Measuring Cross-Product Adoption Utilizing dbt_set_similarity | by Matthew Senick

Are You Being Unfair to LLMs?

Constructing a Сustom MCP Chatbot | In the direction of Knowledge Science

Enhancing cross-product insights inside dbt workflows

For multi-product firms, one essential metric is commonly what is known as “cross-product adoption”. (i.e. understanding how customers have interaction with a number of choices in a given product portfolio)

One measure steered to calculate cross-product or cross-feature utilization within the standard guide Hacking Development [1] is the Jaccard Index. Historically used to measure the similarity between two units, the Jaccard Index may function a robust instrument for assessing product adoption patterns. It does this by quantifying the overlap in customers between merchandise, you may establish cross-product synergies and development alternatives.

A dbt bundle dbt_set_similarity is designed to simplify the calculation of set similarity metrics instantly inside an analytics workflow. This bundle offers a way to calculate the Jaccard Indices inside SQL transformation workloads.

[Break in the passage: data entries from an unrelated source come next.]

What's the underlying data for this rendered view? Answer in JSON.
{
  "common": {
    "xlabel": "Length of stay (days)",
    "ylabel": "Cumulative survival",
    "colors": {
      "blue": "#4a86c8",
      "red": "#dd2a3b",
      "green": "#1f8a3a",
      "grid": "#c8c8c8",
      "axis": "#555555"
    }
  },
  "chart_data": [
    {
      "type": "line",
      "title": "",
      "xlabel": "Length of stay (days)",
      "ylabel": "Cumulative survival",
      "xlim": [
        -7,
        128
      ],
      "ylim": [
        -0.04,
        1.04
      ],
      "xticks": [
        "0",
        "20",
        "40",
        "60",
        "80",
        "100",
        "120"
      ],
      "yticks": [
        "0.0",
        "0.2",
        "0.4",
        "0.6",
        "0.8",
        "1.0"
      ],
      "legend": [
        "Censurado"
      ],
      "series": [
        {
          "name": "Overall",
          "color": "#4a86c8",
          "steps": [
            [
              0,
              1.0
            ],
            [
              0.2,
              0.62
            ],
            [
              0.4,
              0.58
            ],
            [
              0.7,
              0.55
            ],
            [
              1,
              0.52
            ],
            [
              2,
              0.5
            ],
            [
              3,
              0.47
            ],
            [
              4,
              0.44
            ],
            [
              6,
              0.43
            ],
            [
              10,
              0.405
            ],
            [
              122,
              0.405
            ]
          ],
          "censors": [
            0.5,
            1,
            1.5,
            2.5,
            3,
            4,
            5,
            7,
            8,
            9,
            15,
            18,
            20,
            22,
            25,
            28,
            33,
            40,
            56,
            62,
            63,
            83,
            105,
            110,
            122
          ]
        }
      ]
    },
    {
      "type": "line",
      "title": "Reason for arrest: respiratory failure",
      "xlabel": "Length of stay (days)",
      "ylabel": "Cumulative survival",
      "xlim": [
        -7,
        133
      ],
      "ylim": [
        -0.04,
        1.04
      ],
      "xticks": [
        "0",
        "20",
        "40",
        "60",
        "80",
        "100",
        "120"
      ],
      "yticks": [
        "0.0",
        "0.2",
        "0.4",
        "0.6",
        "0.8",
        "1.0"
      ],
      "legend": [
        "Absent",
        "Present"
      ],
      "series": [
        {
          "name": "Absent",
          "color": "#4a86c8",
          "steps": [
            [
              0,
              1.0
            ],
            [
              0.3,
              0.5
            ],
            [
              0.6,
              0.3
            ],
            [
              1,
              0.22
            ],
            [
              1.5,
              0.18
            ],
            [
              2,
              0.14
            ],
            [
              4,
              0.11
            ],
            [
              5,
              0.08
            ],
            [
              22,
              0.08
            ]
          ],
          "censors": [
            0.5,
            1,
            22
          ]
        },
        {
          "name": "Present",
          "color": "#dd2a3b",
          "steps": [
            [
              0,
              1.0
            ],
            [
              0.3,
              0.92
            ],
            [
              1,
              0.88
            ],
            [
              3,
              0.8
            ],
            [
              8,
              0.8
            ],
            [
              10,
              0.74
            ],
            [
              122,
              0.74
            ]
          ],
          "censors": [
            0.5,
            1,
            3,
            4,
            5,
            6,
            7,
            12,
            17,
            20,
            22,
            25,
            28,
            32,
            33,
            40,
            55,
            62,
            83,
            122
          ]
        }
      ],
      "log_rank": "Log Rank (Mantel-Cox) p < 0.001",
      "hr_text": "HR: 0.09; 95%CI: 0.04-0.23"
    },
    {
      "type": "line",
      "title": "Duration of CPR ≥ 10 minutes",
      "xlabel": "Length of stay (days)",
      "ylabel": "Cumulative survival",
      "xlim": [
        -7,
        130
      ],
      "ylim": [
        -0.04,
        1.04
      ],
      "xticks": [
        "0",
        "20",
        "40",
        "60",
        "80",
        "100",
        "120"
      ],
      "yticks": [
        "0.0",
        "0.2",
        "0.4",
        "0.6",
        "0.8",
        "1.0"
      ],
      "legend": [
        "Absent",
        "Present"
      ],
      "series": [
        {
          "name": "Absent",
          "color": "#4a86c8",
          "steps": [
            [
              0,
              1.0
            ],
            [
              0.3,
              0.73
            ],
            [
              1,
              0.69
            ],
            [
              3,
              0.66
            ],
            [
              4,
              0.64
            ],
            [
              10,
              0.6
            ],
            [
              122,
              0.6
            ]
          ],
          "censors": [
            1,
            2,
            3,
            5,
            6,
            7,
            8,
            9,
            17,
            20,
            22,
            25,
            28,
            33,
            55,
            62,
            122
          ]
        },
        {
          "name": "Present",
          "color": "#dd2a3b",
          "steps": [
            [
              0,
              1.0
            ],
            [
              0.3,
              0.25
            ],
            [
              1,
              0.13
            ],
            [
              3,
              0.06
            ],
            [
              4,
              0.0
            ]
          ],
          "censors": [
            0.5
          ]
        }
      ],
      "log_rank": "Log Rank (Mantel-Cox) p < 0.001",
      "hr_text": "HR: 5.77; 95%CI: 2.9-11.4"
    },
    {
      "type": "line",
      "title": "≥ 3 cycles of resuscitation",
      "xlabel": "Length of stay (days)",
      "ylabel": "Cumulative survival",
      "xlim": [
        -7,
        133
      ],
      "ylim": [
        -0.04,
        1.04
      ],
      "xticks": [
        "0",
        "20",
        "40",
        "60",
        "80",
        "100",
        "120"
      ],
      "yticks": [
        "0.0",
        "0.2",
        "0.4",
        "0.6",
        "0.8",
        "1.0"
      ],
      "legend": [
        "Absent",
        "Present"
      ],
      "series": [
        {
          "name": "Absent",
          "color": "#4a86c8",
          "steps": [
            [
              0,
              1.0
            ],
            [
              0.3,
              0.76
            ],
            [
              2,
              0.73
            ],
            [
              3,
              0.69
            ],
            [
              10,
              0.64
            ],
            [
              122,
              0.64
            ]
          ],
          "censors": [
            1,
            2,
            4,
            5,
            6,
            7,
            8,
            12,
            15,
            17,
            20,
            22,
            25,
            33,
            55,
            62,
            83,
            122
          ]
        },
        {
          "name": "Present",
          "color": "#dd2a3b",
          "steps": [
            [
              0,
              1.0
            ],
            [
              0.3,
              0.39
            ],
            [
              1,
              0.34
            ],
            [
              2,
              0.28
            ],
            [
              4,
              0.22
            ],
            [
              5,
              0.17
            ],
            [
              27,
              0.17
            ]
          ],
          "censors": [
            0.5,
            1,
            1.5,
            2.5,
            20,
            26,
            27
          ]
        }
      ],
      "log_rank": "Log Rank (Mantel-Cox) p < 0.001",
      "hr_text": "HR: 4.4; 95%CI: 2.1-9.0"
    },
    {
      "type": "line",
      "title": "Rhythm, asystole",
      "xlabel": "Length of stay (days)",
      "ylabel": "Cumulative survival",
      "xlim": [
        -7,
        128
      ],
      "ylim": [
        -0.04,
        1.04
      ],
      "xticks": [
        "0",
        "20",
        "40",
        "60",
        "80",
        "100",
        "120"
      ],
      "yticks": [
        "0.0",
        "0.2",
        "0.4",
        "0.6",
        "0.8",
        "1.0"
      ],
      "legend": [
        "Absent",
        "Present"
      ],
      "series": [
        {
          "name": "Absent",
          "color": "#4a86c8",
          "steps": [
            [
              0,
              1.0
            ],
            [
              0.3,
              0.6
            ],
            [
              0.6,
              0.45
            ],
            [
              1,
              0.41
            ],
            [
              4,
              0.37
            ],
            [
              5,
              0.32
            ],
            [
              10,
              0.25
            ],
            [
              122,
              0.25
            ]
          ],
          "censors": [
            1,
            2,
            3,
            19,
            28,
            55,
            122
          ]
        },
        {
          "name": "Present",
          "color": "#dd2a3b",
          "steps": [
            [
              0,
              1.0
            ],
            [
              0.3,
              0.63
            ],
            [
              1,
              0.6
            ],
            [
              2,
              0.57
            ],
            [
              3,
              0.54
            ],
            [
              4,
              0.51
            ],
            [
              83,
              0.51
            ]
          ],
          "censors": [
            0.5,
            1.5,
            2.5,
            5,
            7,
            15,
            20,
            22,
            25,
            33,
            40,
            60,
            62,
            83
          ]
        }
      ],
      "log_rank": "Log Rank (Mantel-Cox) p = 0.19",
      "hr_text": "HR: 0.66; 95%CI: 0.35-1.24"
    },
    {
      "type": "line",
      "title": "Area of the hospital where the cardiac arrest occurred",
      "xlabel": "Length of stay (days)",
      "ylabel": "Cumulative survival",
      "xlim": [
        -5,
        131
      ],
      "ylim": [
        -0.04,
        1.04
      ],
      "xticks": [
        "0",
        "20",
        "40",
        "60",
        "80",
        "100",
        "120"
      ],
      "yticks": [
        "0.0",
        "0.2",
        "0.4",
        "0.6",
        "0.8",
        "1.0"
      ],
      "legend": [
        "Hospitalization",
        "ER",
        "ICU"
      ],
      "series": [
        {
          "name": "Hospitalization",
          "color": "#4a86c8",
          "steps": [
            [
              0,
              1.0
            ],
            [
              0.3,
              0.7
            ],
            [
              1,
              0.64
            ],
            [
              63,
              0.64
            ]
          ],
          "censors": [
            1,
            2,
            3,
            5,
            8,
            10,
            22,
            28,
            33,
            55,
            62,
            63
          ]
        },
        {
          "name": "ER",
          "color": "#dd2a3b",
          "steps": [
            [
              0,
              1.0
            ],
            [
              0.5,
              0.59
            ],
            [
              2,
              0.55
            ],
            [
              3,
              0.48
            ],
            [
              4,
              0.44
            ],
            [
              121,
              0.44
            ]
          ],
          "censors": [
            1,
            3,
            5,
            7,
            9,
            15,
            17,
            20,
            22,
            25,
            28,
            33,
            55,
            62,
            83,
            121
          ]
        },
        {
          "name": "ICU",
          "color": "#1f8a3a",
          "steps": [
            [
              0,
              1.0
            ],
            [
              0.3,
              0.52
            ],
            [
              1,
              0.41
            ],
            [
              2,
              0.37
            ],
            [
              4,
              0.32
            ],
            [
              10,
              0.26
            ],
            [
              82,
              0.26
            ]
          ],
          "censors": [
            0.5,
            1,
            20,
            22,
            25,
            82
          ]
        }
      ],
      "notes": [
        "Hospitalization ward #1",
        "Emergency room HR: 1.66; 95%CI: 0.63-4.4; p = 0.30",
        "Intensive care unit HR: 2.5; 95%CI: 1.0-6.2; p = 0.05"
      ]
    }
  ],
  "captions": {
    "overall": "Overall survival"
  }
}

To import this bundle into your dbt venture, add the next to the packages.yml file. We will even want dbt_utils for the needs of this articles instance. Run a dbt deps command inside your venture to put in the bundle.

packages:
- bundle: Matts52/dbt_set_similarity
model: 0.1.1
- bundle: dbt-labs/dbt_utils
model: 1.3.0

The Jaccard Index, also called the Jaccard Similarity Coefficient, is a metric used to measure the similarity between two units. It’s outlined as the scale of the intersection of the units divided by the scale of their union.

Mathematically, it may be expressed as:

The Jaccard Index represents the “Intersection” over the “Union” of two units (picture by writer)

The place:

A and B are two units (ex. customers of product A and product B)
The numerator represents the variety of components in each units
The denominator represents the overall variety of distinct components throughout each units

The Jaccard Index is especially helpful within the context of cross-product adoption as a result of:

It focuses on the overlap between two units, making it splendid for understanding shared person bases
It accounts for variations within the complete dimension of the units, making certain that outcomes are proportional and never skewed by outliers

For instance:

If 100 customers undertake Product A and 50 undertake Product B, with 25 customers adopting each, the Jaccard Index is 25 / (100 + 50 — 25) = 0.2, indicating a 20% overlap between the 2 person bases by the Jaccard Index.

The instance dataset we will likely be utilizing is a fictional SaaS firm which gives space for storing as a product for customers. This firm offers two distinct storage merchandise: doc storage (doc_storage) and picture storage (photo_storage). These are both true, indicating the product has been adopted, or false, indicating the product has not been adopted.

Moreover, the demographics (user_category) that this firm serves are both tech fans or householders.